Ce projet d’art contemporain s’est construit autour de six récits historiques et artistiques qui entraient en résonnance et se répondaient. Trois artistes, Antoine Belot, Sylvie Bonnot et Johan Decaix, retenus à la suite d’un appel à projets, se sont inspirés des archives spatiales du Cnes afin de produire des œuvres originales marquées par un aspect ou un moment de cette transition. Antoine Belot a présenté un film poétique et immersif où ballons et objets spatiaux évoluaient dans un temps qui leur est propre ; Johan Decaix a proposé un documentaire sensible et loufoque autour de sa dernière aventure spatiale réalisée à bord d’un ballon stratosphérique depuis la maison familiale de ses grands-parents ; enfin, Sylvie Bonnot a réalisé un corpus d’œuvres à partir d’images d’archives du Cnes auxquelles elle a appliqué divers procédés de transformation photographique, faisant ainsi apparaître de nouveaux motifs et donnant à ces images une autre interprétation possible.

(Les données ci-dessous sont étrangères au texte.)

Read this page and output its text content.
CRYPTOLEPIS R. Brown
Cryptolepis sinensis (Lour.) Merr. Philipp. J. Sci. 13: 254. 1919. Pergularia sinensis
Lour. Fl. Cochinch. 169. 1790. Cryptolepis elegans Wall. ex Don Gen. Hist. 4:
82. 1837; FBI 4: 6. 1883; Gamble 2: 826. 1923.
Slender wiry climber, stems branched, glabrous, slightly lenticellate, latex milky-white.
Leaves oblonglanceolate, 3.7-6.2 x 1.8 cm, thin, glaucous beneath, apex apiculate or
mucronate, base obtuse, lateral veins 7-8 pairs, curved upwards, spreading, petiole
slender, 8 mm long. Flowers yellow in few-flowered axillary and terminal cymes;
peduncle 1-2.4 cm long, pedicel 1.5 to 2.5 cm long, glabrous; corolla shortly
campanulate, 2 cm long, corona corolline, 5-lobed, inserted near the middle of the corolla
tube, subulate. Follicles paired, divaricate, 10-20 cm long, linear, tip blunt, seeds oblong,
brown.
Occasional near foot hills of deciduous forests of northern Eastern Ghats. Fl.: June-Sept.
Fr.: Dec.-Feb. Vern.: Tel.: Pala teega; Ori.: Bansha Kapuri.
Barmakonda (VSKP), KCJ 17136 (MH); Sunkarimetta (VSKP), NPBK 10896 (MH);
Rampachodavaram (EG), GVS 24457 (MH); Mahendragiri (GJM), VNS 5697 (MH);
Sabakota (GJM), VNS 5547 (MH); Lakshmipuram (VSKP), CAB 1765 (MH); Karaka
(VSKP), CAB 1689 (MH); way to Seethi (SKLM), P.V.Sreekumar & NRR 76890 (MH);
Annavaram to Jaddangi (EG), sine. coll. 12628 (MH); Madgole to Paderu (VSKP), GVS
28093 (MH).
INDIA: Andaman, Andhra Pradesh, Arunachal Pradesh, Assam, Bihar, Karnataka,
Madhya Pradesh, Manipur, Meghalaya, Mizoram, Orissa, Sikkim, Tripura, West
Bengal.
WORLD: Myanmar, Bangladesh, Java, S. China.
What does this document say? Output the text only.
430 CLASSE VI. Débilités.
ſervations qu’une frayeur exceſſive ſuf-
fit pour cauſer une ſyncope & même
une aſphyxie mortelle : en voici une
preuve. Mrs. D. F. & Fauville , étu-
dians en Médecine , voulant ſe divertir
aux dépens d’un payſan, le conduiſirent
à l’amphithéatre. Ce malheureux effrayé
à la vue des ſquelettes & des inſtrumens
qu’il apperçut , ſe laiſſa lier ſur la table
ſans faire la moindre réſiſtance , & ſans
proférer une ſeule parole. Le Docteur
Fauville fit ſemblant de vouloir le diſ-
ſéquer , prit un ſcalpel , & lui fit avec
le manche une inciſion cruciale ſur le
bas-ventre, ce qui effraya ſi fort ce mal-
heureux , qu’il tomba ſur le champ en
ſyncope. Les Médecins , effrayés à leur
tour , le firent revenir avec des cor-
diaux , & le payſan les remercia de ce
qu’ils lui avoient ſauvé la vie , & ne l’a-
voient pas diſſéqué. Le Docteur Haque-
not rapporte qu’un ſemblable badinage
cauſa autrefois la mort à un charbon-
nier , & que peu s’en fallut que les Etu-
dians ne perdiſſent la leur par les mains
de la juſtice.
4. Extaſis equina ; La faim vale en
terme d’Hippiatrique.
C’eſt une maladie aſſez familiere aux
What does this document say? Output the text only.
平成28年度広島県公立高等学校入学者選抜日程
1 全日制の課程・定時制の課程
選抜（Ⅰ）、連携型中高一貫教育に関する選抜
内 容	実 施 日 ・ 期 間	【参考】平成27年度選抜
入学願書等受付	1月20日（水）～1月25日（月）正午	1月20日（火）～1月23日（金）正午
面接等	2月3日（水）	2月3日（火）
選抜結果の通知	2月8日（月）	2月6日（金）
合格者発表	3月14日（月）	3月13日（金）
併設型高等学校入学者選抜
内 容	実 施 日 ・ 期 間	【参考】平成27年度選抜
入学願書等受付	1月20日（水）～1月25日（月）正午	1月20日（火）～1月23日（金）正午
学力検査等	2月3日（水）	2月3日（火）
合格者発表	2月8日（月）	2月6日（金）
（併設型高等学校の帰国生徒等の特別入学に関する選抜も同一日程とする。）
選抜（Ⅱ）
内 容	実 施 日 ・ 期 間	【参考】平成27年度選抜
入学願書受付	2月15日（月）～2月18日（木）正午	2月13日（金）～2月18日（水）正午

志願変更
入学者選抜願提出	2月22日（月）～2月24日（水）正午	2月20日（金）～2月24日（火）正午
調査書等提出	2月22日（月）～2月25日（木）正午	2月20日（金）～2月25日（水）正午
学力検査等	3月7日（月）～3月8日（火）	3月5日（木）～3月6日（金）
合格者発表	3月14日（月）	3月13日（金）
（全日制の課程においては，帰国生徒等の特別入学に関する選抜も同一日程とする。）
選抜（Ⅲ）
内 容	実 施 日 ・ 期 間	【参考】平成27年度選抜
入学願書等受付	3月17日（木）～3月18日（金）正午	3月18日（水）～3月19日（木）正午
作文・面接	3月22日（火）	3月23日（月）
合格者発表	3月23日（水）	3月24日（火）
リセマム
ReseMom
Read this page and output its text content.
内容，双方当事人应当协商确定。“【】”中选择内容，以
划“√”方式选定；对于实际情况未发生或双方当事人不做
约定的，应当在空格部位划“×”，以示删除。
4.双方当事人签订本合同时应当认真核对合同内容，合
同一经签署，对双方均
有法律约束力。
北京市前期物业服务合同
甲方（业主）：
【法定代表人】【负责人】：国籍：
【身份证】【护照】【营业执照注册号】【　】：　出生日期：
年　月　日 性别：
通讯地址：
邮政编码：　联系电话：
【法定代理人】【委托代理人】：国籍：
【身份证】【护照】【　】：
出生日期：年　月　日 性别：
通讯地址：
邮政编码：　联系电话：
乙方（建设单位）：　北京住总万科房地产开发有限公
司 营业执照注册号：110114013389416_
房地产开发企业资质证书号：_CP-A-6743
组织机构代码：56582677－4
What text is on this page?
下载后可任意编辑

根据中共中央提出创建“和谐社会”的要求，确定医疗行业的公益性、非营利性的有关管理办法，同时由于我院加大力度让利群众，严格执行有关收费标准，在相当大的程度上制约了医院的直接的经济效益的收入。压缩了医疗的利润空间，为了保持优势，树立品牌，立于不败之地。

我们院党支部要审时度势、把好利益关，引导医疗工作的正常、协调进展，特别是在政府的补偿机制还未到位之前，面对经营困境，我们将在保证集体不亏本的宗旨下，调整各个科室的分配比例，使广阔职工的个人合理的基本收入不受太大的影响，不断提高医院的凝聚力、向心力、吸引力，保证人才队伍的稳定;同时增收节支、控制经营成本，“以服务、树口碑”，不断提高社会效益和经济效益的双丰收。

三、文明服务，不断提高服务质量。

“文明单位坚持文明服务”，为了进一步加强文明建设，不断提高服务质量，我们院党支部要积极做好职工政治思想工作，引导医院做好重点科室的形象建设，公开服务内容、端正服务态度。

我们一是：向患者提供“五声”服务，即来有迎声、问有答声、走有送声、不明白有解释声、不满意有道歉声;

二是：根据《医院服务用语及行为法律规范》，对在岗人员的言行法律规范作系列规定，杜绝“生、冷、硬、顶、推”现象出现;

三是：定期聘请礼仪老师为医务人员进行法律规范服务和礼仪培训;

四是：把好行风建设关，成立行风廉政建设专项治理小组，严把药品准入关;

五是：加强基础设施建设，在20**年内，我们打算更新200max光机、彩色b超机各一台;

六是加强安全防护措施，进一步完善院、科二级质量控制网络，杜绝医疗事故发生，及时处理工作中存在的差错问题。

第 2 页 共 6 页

En échos à ces productions artistiques, sur le fil de la fiction et de la réalité historique, l’exposition dévoilait également trois histoires sur les ballons stratosphériques méconnues du grand public. Au moyen de pièces patrimoniales, documents historiques et matériel spatial, le public a pu découvrir l’histoire de Robert Régipa, ingénieur au Cnes qui joua un rôle déterminant dans le développement des ballons en France, la naissance de la base spatiale d’Aire-sur-l’Adour, spécialisée dans le lâcher de ballons, et enfin, le programme Éole qui associera pour la première fois ballons et satellites.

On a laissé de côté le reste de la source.